Like every system this market timing system is not without errors and wrong calls. But it is a great tool to have in the overall arsenal as I prefer caution to risk when it comes to investing in stocks. I have found it to be a very helpful method to time committing capital into stocks. All of the initial unemployment insurance claims charts are from YCharts which you can reach through this market timing system link.

So remember the rules:

1) Initial unemployment insurance claims continuing to decline I stay invested and commit more capital as rates continue to decline.
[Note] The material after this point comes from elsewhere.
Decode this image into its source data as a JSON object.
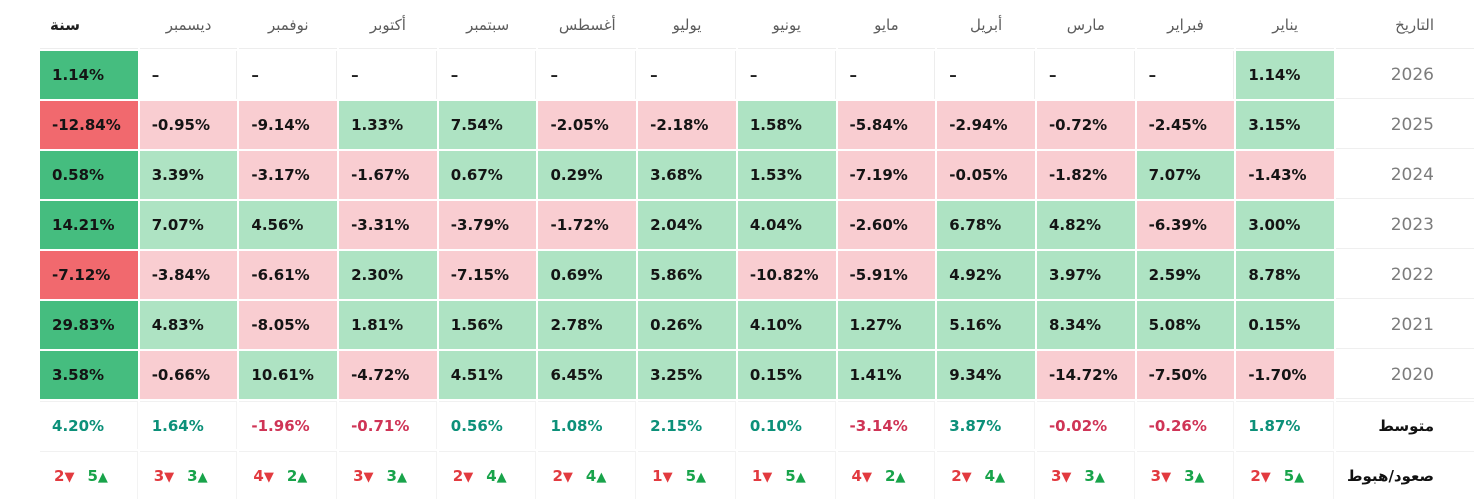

2) Initial unemployment insurance claims rise I reduce the amount of capital committed to option selling and reduce the quantity of shares being traded to raise cash.

3) If initial unemployment insurance claims continue to rise I continue to pull back the amount of capital I am exposing to the stock market.

This simple strategy has assisted me for years in my investing objectives. It allows me to determine when to commit more capital to the stock market and when capital needs to be reduced to raise cash to take advantage of possible stock market declines. This market timing system is simple and it works.

  • dmk

    Interesting information. I wonder however, is it a cause and effect? So as the claims fall the market falls, and as the market falls the claims fall. Same goes for the VIX, as the market falls, VIX rises, and vice-versa.

  • I suppose either could be the case but the important aspect of the strategy is that as a market timing system to assist with cash use, it is quite effective in reducing cash in use or increasing cash in use depending on the initial unemployment insurance claims and overall that is the value of this market timing system.